What am I doing wrong? :(


----------



## clee01l (Dec 24, 2011)

Welcome to the forum.   A couple of questions:  Are you using s Flickr Pro Account now?  the non-pro Account does not permit image replacements. So all comments are lost everytime LR republishes. 

Which Flickr Publish Service are you using?  The one that Ships with LR? Or the JfFlicker Plugin that is more robust and has a more complete function set?


----------



## lanmi.slate (Dec 24, 2011)

Thanks 
I'm using Pro account and Simple LR Publishing service. That's why I don't understand why he always removes all the comments?
Is it because i'm using it only one day? Bought yesterday...


----------



## clee01l (Dec 25, 2011)

I hope that I am clear on your issue.   You are using the Pro Account in Flickr.  You are using the Publish Service that ships with LR.  Your Existing Flickr imags are now being added as new by the Flickr Publish Service. 

The Flickr Publish Serivce that ships with LR does not have the caapbility to 'claim' existing Photos  on Flickr.  Jeffrey Freidl's jfFlickr can do this but you must initialize the Publish Service in Plugin Manager (See the settings panel "Syncing Flickr Data". 
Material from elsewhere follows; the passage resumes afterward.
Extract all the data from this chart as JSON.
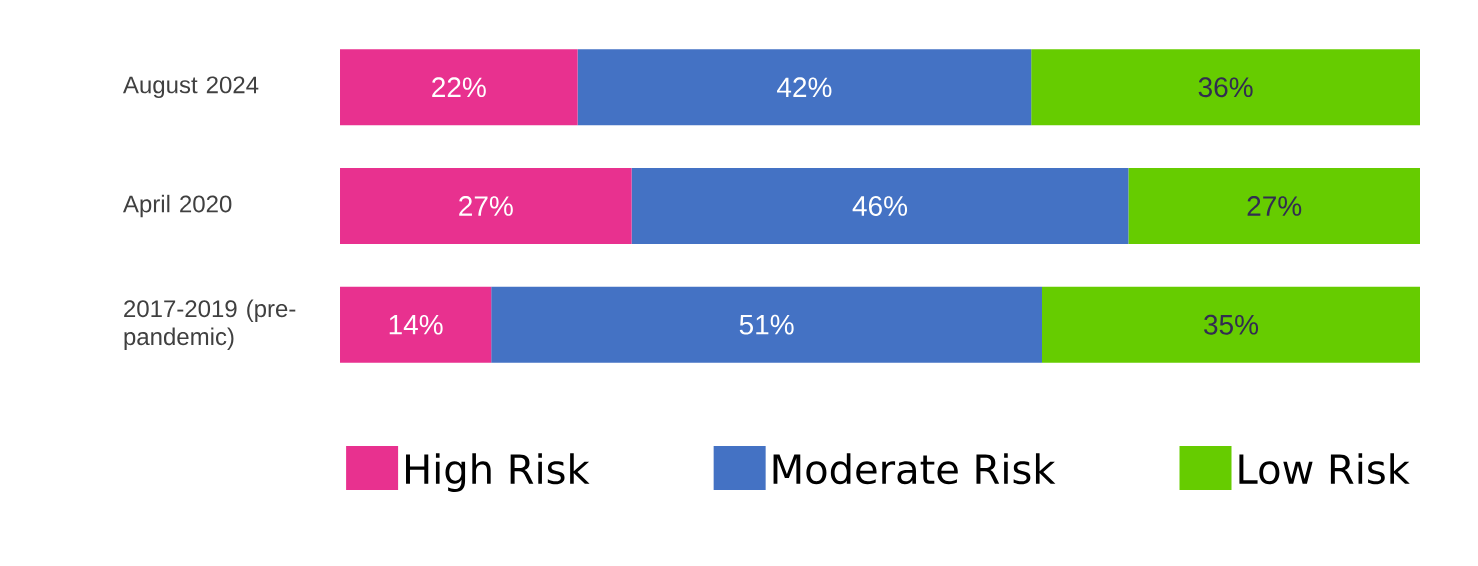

Let me know if I have described your issue or if I have missed something


----------



## lanmi.slate (Dec 25, 2011)

Thanks, you understood my problem. And thanks for letting me know about jfFlickr! 
But I'm still don't understand what does it have to do with LR?
When LR sends request for publish or re-publish (through Flickr API), it's quite logical that Flickr is the one who decides (based upon account type), if the pictures will lose their comments and be published as new pictures or not. Does LR dialog not prove that?? (With a free non-pro Flickr account, all comments and ratings will be lost on updated photos). I'll remind that I have lost all comments and ratings on my updated photos, with pro account (plus, new image appearance).
If that's are the facts, I think that LR must somehow to inform users that its Publish Service doesn't do everything even if user have pro account. 
I was mislead by its message dialog, and bought pro account instead of buying jfFlickr.
But, as you said, and as I understood, combination of pro account and jfFlickr provides real working comfort.
Am I missed something now?


----------



## clee01l (Dec 25, 2011)

Publish Services was first introduced in LR v3. The  included plugins were presented as "demonstration" plugins.  They were made available to show the concept.  They do not have a lot of 'bells & whistles'. OTOH, Jeffery Freidl had been producing Export plugins for Flickr and other services for several years.  They are complex and take advantage of the Flickr API to be able to do things like clam an existing Flickr Photo. The Flickr Publish Service that shipped with v3 was never designed to replace the work that Jeffrey had already accomplished. 

There are limitations to the non Pro account that are spelled out in Flickr's TOS. There is little documentation supplied with LR's Flickr plugin. What little there is does not speak to the Flickr Limitations {I think perhaps these developers may not have been aware of them.). jfFlickr plugin has significant online documentation. It does address the shortcomings to the Flickr API and the does discuss the limitations of a non-pro account.


----------



## lanmi.slate (Dec 26, 2011)

Thanks again for the comprehensive response!


----------